From the migrant’s perspective, the difference between real expected future income in the United States compared their home country is most relevant in determining whether to purchase a visa. According to work by economists Michael Clemens, Claudio Montenegro, and Lant Pritchett, the lower-bound real annual wage gain adjusted for purchasing power parity (PPP) for a migrant with 9–12 years of education is $13,600. For a Mexican migrant, the real annual gain is $10,523. That wage increase beats the sheepskin effect of additional education. It’s a very good deal for the Mexican migrant to pay $15,000 upfront for an immediate annual increase in real wages of $10,523 that will continue so long as he works in the United States. They win big on this deal and, being the rational economic calculators that they are, will take advantage of it to a mutually beneficial extent.
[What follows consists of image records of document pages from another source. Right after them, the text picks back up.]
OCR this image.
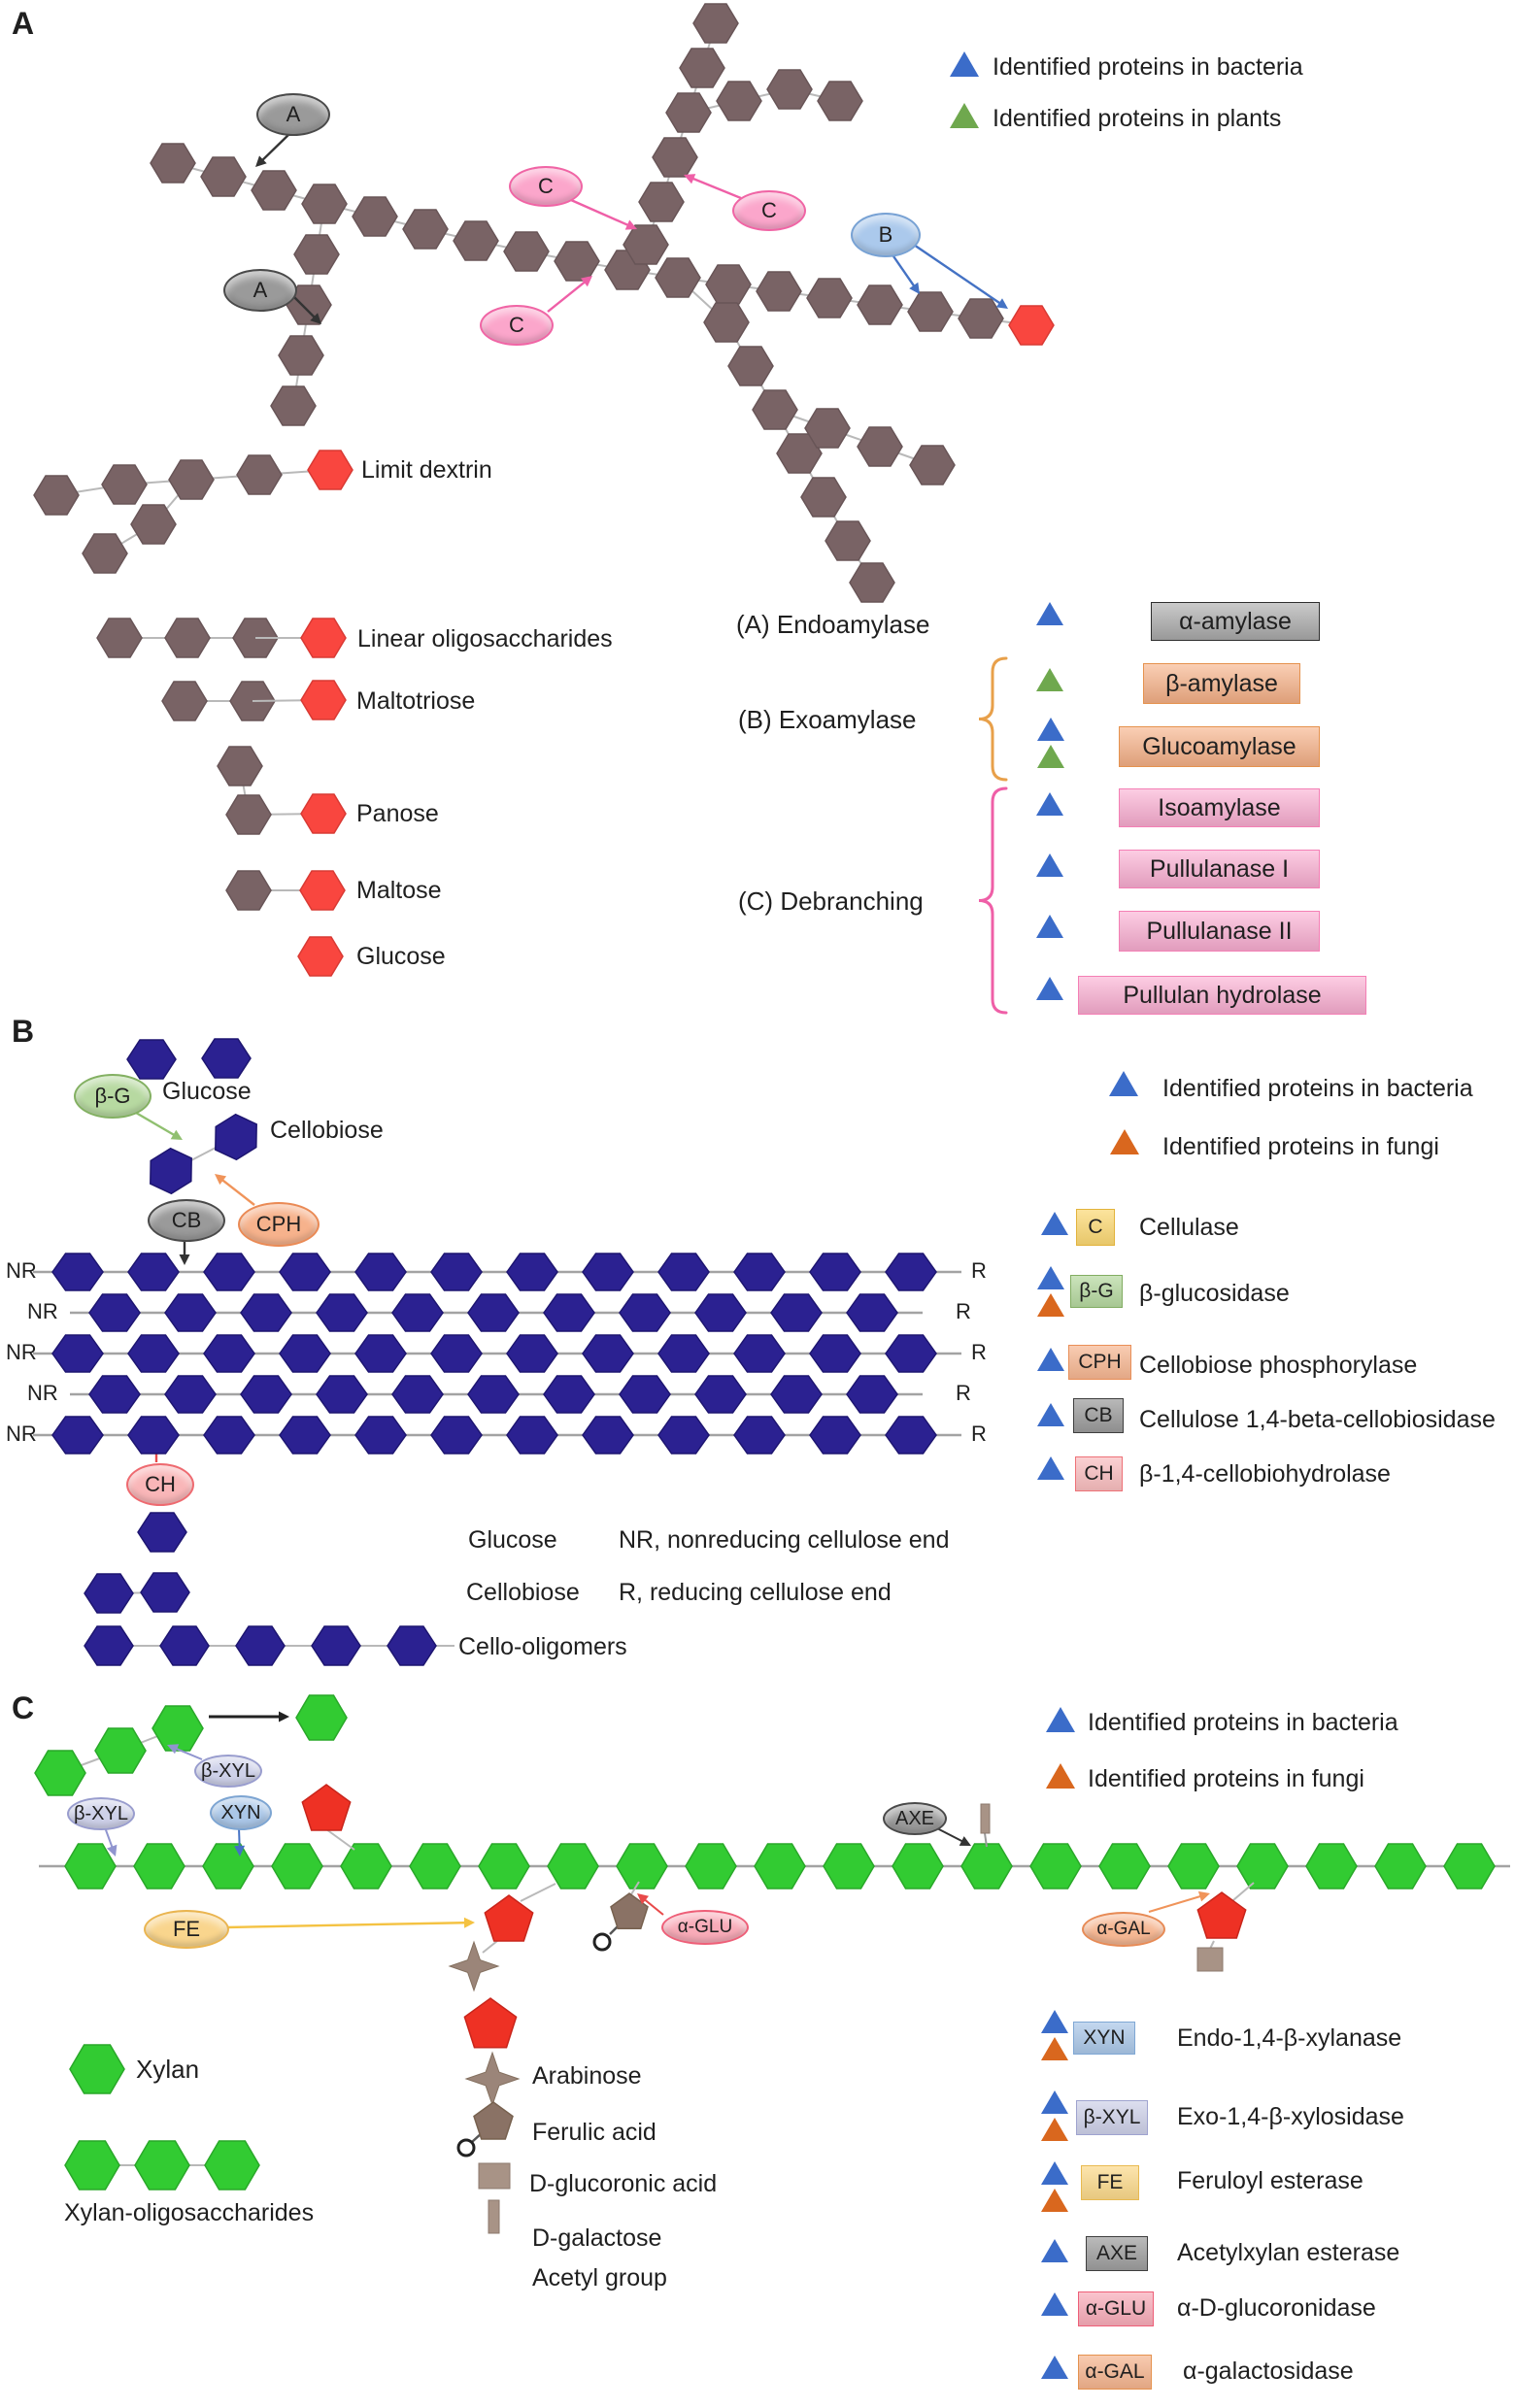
A
B
C
Identified proteins in bacteria
Identified proteins in plants
A
A
C
C
C
B
Limit dextrin
Linear oligosaccharides
Maltotriose
Panose
Maltose
Glucose
(A) Endoamylase
(B) Exoamylase
(C) Debranching
α-amylase
β-amylase
Glucoamylase
Isoamylase
Pullulanase I
Pullulanase II
Pullulan hydrolase
β-G
CB	CPH
CH
Glucose
Cellobiose
NR
NR
NR
NR
NR
R
R
R
R
R
Glucose
Cellobiose
Cello-oligomers
NR, nonreducing cellulose end
R, reducing cellulose end
Identified proteins in bacteria
Identified proteins in fungi
C Cellulase
β-G β-glucosidase
CPH Cellobiose phosphorylase
CB Cellulose 1,4-beta-cellobiosidase
CH β-1,4-cellobiohydrolase
β-XYL
β-XYL	XYN
FE
AXE
α-GLU	α-GAL
Identified proteins in bacteria
Identified proteins in fungi
Xylan
Xylan-oligosaccharides
Arabinose
Ferulic acid
D-glucoronic acid
D-galactose
Acetyl group
XYN Endo-1,4-β-xylanase
β-XYL Exo-1,4-β-xylosidase
FE Feruloyl esterase
AXE Acetylxylan esterase
α-GLU α-D-glucoronidase
α-GAL α-galactosidase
Furthermore, this seems like a kitchen sink argument to me. The first criticism was that too many people will purchase the Gold Card while this criticism seems to be that too few will purchase a Gold Card because the price is so high and those who do purchase it will be reduced to penury. Compared to the current immigration system, this is a big improvement for migrants – to say nothing of the extra economic benefits to the United States.
There are many different ways to design a market-based visa system for the United States, either as an addition to the current immigration system or as a replacement for it. They range from IDEAL to auctions, immigration tariffs, and formulas. Political feasibility is an important consideration, but the most important consideration is whether the proposal will achieve its goals and benefit the United States more than the current system does. When those goals are met, then political feasibility should be considered in a very detailed way – but that needs to be tested against what the new system proposes and less on the current problems. In this way, a market-based visa system that raises substantial government revenue through visa sales has an attractiveness to policymakers and the public that the current system does not.
Economics is not the driving reason why Americans support or oppose immigration, but what if it was? Consider, for a moment, the scenario that Kopits lays out where about 6.5 million people in the first year under a Gold Card system individually pay the $15,000 tariff for a combined revenue increase of $97.5 billion for the U.S. Treasury. If that revenue was used to fund a tax cut or refund for the approximately 135 million native-born American workers, that would amount to about a $722 refund per American worker. Let’s ask Americans this: “If your taxes were guaranteed to fall by $724 per year by allowing in more immigrants, would you support allowing in more immigrants?” I suspect the answer would be quite different from a question that asked merely about increasing the numbers without any tax cut or refund.